Can I Start Again Please is a challenging performance about the capacity of language to represent traumatic experience, particularly childhood sexual abuse. It is never going to be an easy watch, and is made more challenging by a text Beckettian in its complexity and playfulness.

The text demands focus and is counterpointed by the simplicity of the staging. The two performers, Sue MacLaine and Nadia Nadarajah, sit side by side. Some piles of books surround them, on top of which are placed a number of brass bells. The story is physically present on a ream of paper that, beginning folded in the centre of the two, is unfolded during the course of the performance revealing at its core blank pages. No text. Silence.

The performers refer to quotes from the philosopher Wittgenstein to guide the story along, and these are presented to the audience written on large pieces of paper. One is particularly prevalent: “whereof one cannot speak, thereof one must be silent”.

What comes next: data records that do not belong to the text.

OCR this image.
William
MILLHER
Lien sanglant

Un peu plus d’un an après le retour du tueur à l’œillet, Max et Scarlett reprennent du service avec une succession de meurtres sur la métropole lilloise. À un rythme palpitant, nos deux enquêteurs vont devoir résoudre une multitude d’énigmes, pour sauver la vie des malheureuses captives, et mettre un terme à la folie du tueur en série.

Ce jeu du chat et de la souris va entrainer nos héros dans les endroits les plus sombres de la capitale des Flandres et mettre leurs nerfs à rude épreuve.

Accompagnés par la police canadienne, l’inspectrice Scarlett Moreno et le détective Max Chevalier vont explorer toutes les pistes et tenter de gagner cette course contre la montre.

This performance tests the limits of language and its main theatrical device is there to do this. For most of this play Nadarajah speaks in English and British Sign Language while MacLaine uses the spoken word. It is, however, often unclear who is leading the story: is MacLaine interpreting Nadarajah or vice versa? This question is beautifully echoed in the costume design, with MacLaine in a gown that flows from dark to light and Nadarajah from light to dark. The two bleed into each other, as do their words. What it means to interpret something is questioned by frequent repetition of the phrase “I’ll pause whilst this is interpreted”. Both performers sit looking out at us whilst we, the audience, interpret what has been said.

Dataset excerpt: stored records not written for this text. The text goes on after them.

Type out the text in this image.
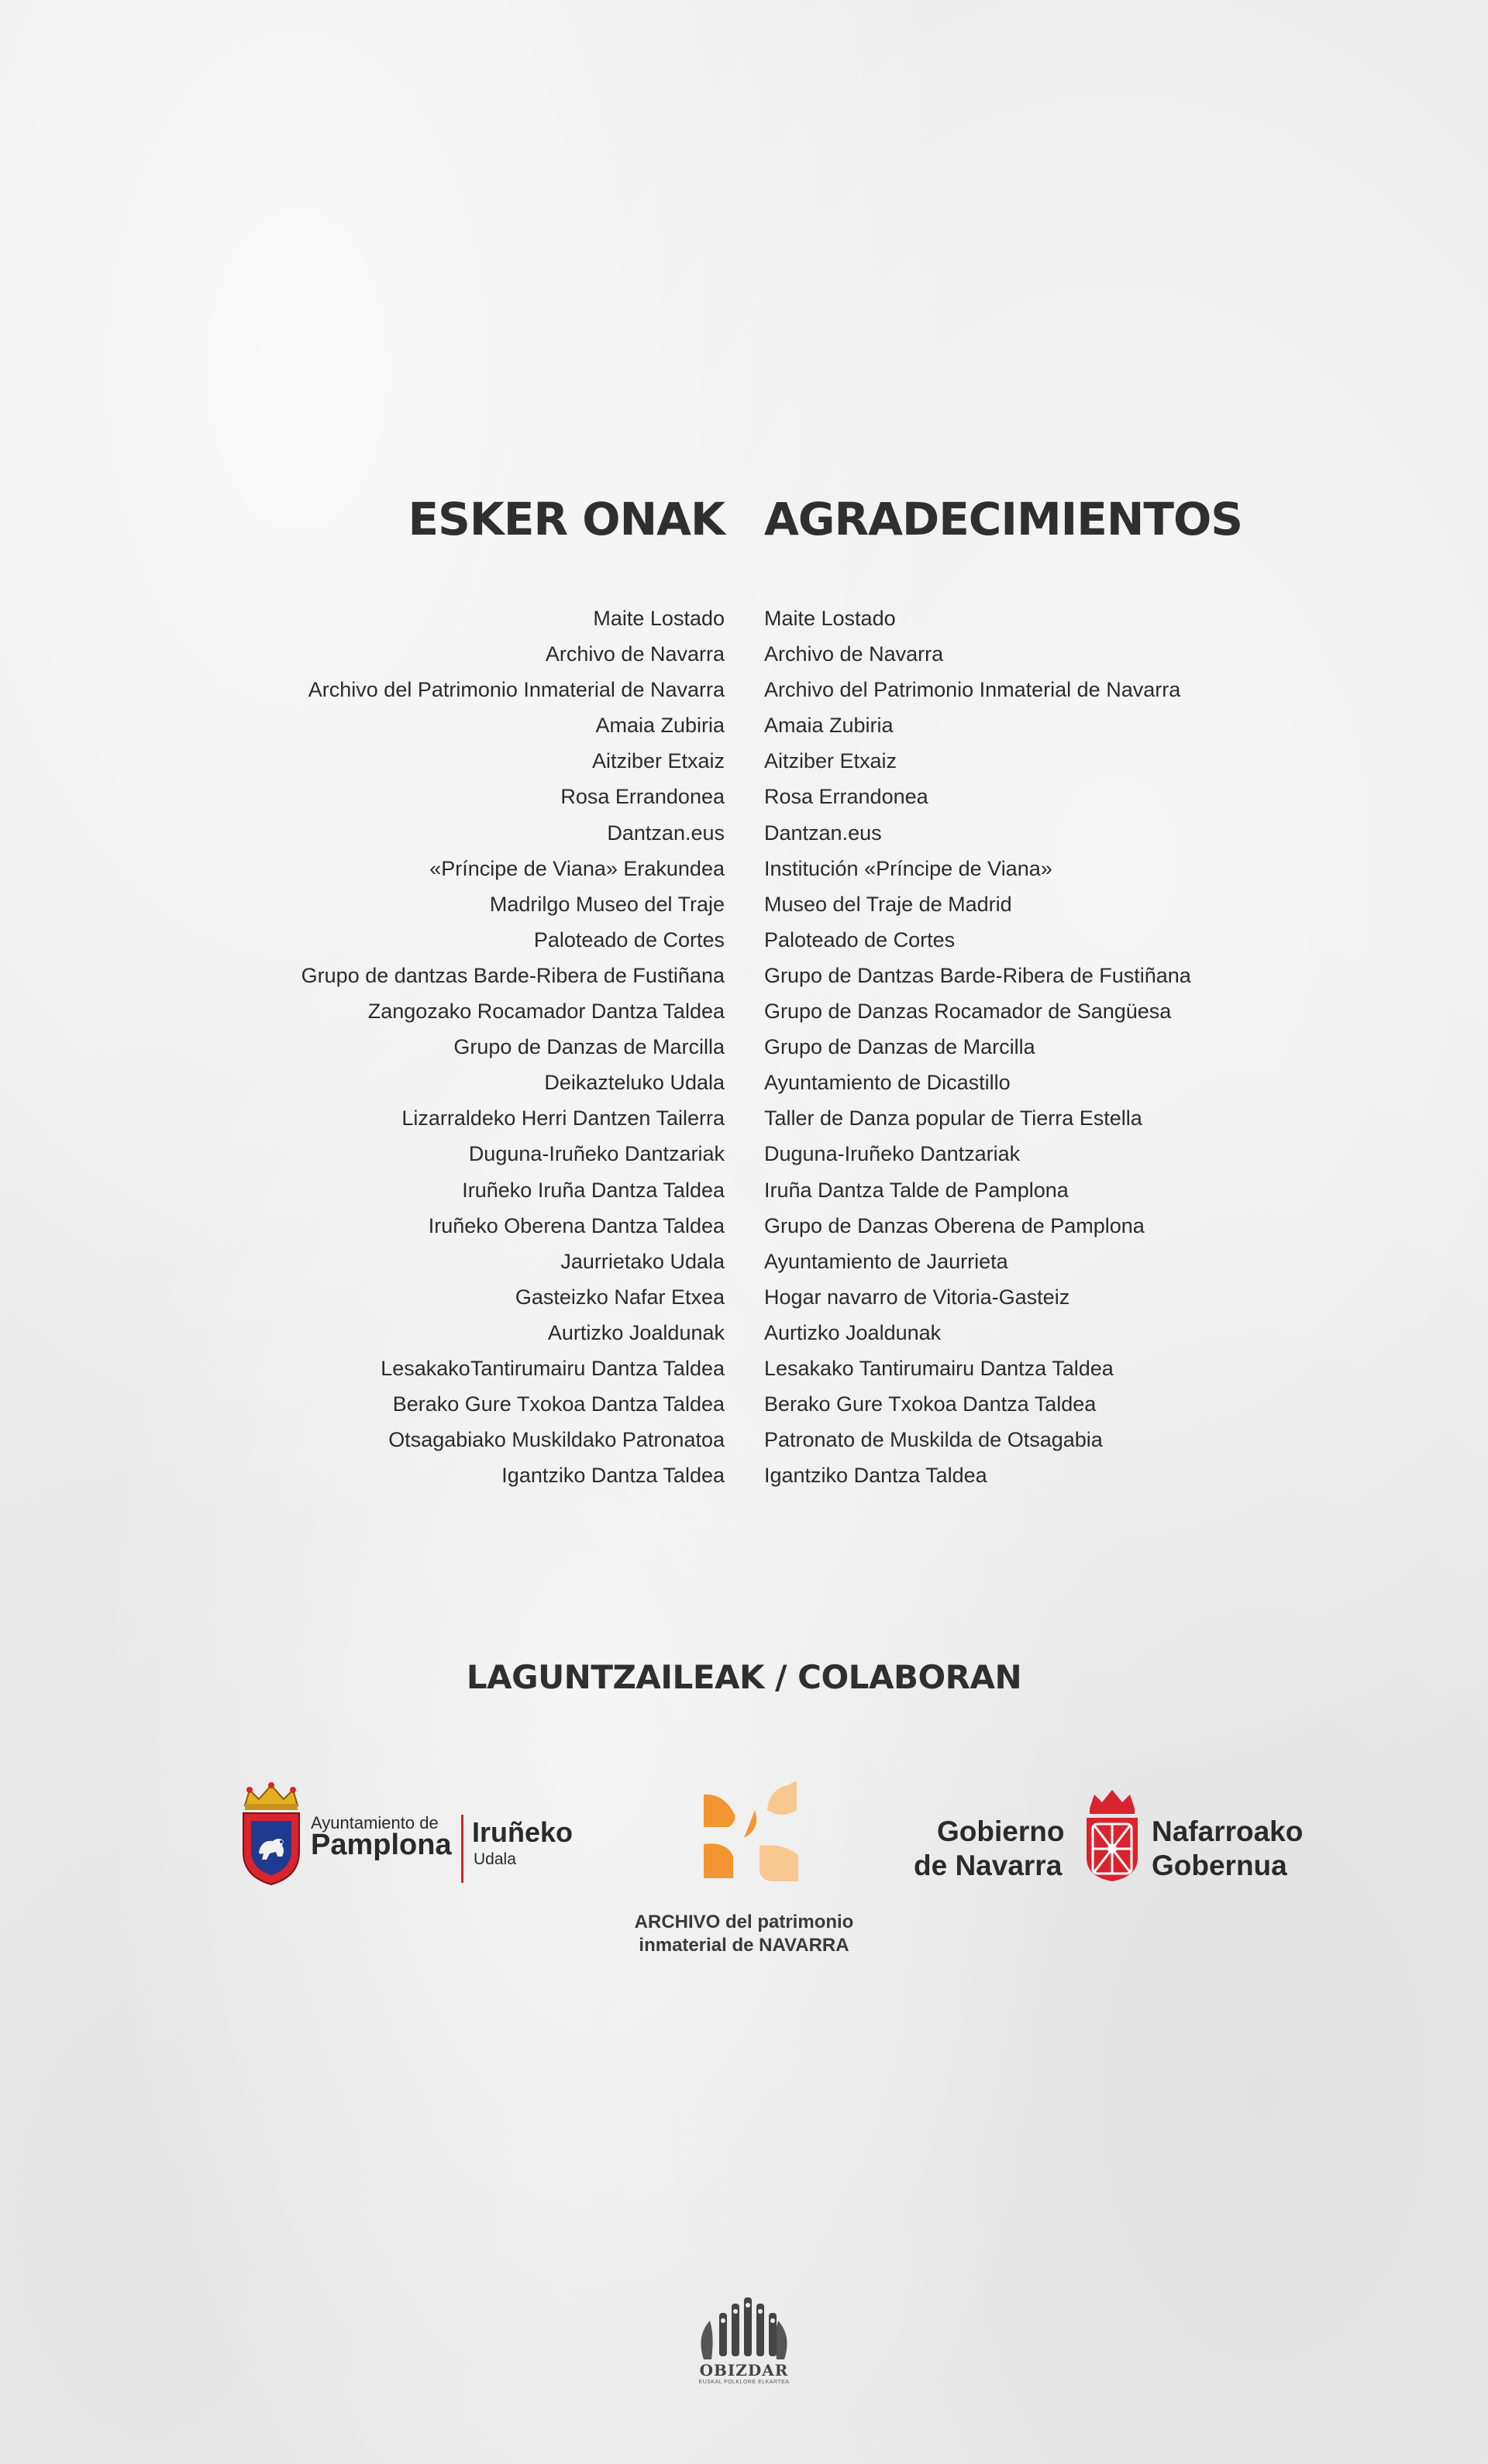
ESKER ONAK AGRADECIMIENTOS
Maite Lostado
Archivo de Navarra
Archivo del Patrimonio Inmaterial de Navarra
Amaia Zubiria
Aitziber Etxaiz
Rosa Errandonea
Dantzan.eus
«Príncipe de Viana» Erakundea
Madrilgo Museo del Traje
Paloteado de Cortes
Grupo de dantzas Barde-Ribera de Fustiñana
Zangozako Rocamador Dantza Taldea
Grupo de Danzas de Marcilla
Deikazteluko Udala
Lizarraldeko Herri Dantzen Tailerra
Duguna-Iruñeko Dantzariak
Iruñeko Iruña Dantza Taldea
Iruñeko Oberena Dantza Taldea
Jaurrietako Udala
Gasteizko Nafar Etxea
Aurtizko Joaldunak
LesakakoTantirumairu Dantza Taldea
Berako Gure Txokoa Dantza Taldea
Otsagabiako Muskildako Patronatoa
Igantziko Dantza Taldea
Maite Lostado
Archivo de Navarra
Archivo del Patrimonio Inmaterial de Navarra
Amaia Zubiria
Aitziber Etxaiz
Rosa Errandonea
Dantzan.eus
Institución «Príncipe de Viana»
Museo del Traje de Madrid
Paloteado de Cortes
Grupo de Dantzas Barde-Ribera de Fustiñana
Grupo de Danzas Rocamador de Sangüesa
Grupo de Danzas de Marcilla
Ayuntamiento de Dicastillo
Taller de Danza popular de Tierra Estella
Duguna-Iruñeko Dantzariak
Iruña Dantza Talde de Pamplona
Grupo de Danzas Oberena de Pamplona
Ayuntamiento de Jaurrieta
Hogar navarro de Vitoria-Gasteiz
Aurtizko Joaldunak
Lesakako Tantirumairu Dantza Taldea
Berako Gure Txokoa Dantza Taldea
Patronato de Muskilda de Otsagabia
Igantziko Dantza Taldea
LAGUNTZAILEAK / COLABORAN
Ayuntamiento de
Pamplona Iruñeko
Udala
ARCHIVO del patrimonio
inmaterial de NAVARRA
Gobierno
de Navarra
Nafarroako
Gobernua
OBIZDAR
EUSKAL FOLKLORE ELKARTEA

The text is punctuated by moments of movement and physical gesture. Signing bleeds into stylised gesture, demonstrating that sometimes the body can communicate what words cannot. The abuse at the centre of the story is delicately touched on, but hardly spoken of outright at all. Again, the performers come up against the limits of language, but at least they are breaking their silence.

In such a tough story humour is a necessity, and Can I Start Again Please has plenty of it. The sharing of the idiom “singing from the same hymn sheet”, and subsequent questioning of the need to explain an idiom, is one example. The humour here gently leads into one of the main points of the story: people who’ve suffered from abuse tend to be forced into singing from the same hymn sheet as their abuser about what has happened. The example given: “she fell over”.

In positioning themselves on stage to look like storytellers of old, MacLaine and Nadarajah contextualise their story within a tradition of how we tell (or don’t tell) stories about abuse. In presenting Can I Start Again Please they rupture this tradition by placing into question the very language through which these stories are told. Upon leaving the performance, I did wonder if it might be a bit too clever. It probably doesn’t matter if you don’t know who Wittgenstein is, but I feel a lot of the deeper meaning of this performance is embedded in a knowledge of his work. With this thought, however, comes an exciting prospect; after leaving the auditorium an audience member may be tempted to read up more on Wittgenstein, and in this way the performance continues to unfold itself long after the show is over, and to me that’s an example of brilliant artistry.